TV on the Internet

By Cynthia Retamozo

MTV has MTV Overdrive, BET has BET on Blast and even Nickelodeon has TurboNick. These aren’t TV branded energy drinks, but the networks’ own online TV programming where viewers can watch the latest music videos and shows they may have missed during their regularly scheduled time on the air.

With today’s Internet-savvy generation, it’s no wonder that these channels would put their show lineup online. College students who miss “Lost” or “Desperate Housewives” because of their busy schedules can now catch them on when convenient.

“It’ s like having a show on demand,” said Kate Chadwick, a Northeastern alumna. “You can easily catch up on the episodes you missed and because it’s online it can also be a good study break.”

Northeastern’s TV channel, NUTV – which airs its own news program and original shows like “Campus Pulse,” is completely online, and can be found on the community section of the myNEU web portal.

NUTV president Jonathan Cohn said online content is more convenient for students to watch and easier for NUTV to produce.

“Online TV is definitely better,” Cohn said. “You don’t have to wait. People can watch what they want, whenever they want.”

Cohn also said there is a unique community aspect to it. On the NUTV channel and on other websites, like, viewers can not only watch different videos whenever they want, but also post comments about them on discussion boards.

“Most people watch regular TV alone,” he said. “Going online, you could watch the same videos as other people and then give your own opinion on them.”

Some Northeastern students are avid advocates of online TV content.

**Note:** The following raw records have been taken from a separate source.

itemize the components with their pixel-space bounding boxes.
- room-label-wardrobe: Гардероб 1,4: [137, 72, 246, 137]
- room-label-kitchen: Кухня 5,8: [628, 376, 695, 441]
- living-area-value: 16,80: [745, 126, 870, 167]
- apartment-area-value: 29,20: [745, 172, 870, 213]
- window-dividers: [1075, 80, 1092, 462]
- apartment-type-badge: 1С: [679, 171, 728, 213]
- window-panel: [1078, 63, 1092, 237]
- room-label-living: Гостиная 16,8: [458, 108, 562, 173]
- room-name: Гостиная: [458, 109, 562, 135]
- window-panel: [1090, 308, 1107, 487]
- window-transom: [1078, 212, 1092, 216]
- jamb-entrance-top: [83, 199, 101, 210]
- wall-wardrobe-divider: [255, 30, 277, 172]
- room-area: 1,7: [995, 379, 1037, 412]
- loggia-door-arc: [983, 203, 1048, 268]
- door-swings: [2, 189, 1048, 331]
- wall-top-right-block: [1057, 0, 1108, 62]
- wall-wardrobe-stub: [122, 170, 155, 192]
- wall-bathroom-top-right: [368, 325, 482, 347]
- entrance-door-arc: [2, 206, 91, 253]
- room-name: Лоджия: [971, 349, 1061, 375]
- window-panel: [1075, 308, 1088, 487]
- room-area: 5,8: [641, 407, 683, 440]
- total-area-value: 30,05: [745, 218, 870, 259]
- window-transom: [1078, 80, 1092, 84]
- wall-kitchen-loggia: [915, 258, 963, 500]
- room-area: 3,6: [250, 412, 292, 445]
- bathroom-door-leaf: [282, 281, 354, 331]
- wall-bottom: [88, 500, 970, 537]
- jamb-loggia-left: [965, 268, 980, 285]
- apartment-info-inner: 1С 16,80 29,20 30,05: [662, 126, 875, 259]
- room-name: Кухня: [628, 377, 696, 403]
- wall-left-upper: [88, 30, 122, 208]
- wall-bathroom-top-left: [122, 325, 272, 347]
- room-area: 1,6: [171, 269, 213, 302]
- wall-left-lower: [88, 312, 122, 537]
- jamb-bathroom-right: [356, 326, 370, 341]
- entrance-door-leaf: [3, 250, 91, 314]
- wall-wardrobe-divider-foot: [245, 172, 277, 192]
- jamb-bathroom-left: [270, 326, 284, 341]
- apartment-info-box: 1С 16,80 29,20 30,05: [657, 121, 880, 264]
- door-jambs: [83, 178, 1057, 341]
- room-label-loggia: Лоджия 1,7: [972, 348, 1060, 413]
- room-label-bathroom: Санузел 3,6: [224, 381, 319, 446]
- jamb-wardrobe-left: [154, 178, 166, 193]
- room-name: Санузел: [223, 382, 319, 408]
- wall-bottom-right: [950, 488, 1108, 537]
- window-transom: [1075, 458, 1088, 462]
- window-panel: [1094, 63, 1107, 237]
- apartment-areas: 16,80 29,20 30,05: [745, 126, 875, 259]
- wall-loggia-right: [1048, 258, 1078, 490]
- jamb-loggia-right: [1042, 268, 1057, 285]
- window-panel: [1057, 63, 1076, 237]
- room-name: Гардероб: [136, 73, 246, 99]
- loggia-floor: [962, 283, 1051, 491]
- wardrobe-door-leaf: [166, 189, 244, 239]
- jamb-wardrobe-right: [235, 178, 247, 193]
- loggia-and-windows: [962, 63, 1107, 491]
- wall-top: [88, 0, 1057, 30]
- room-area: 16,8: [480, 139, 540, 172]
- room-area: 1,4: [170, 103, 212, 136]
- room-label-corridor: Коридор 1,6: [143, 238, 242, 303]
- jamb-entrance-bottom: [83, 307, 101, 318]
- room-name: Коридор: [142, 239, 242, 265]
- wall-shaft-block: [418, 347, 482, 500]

“It’s great because there are less commercials than there would be on cable TV,” said freshman business major Gina Bollenback, who has watched an episode of “Grey’s Anatomy” online. “In the future if I miss a good show, I’ll watch it online.”

Sophomore international business major Enrico Ortiz agreed, citing its convenience.

“I tend to watch ‘Heroes’ or ‘Lost’ the day after they air online,” he said. “It depends if I have a hectic meeting schedule that week.”

Because of the emerging trend, online television websites are beginning to surface.

Richard Ayoub is the executive vice president of programming for ManiaTV, a 24/7 live Internet broadband website that Ayoub said contains MTV-like content, featuring music videos, celebrity gossip videos and comedy shows.

Because ManiaTV is online, it is beyond the reach of the Federal Communications Commission (FCC), the governmental agency responsible for monitoring TV content. Jack E. Jett is the host of “Queer Edge,” a talk show that has featured guests such as a man who strips down to a G-string while on a pogo-stick. Another episode involved a drag queen called ‘Quesadilla’ who hosts Tupperware parties.

Jett said the lack of censorship is what makes online TV so popular.

“I feel people are getting sick of cookie cutter television,” he said. “Online TV is becoming an outlet for people who want to speak their mind without the FCC knocking at their door.”

Ayoub said ManiaTV is the 13th fastest growing site on the web, with five million views per month.

Although online TV is more prevalent now, Ayoub said the days of gathering around a TV set aren’t over yet.

“TV sets are too embedded into our culture,” he said. “Even with online TV, people are still going to watch the game at bars, they’re still going to watch talk shows live at the studio and they’re still going to watch the screen that shows a live performing artist at the site of a concert.”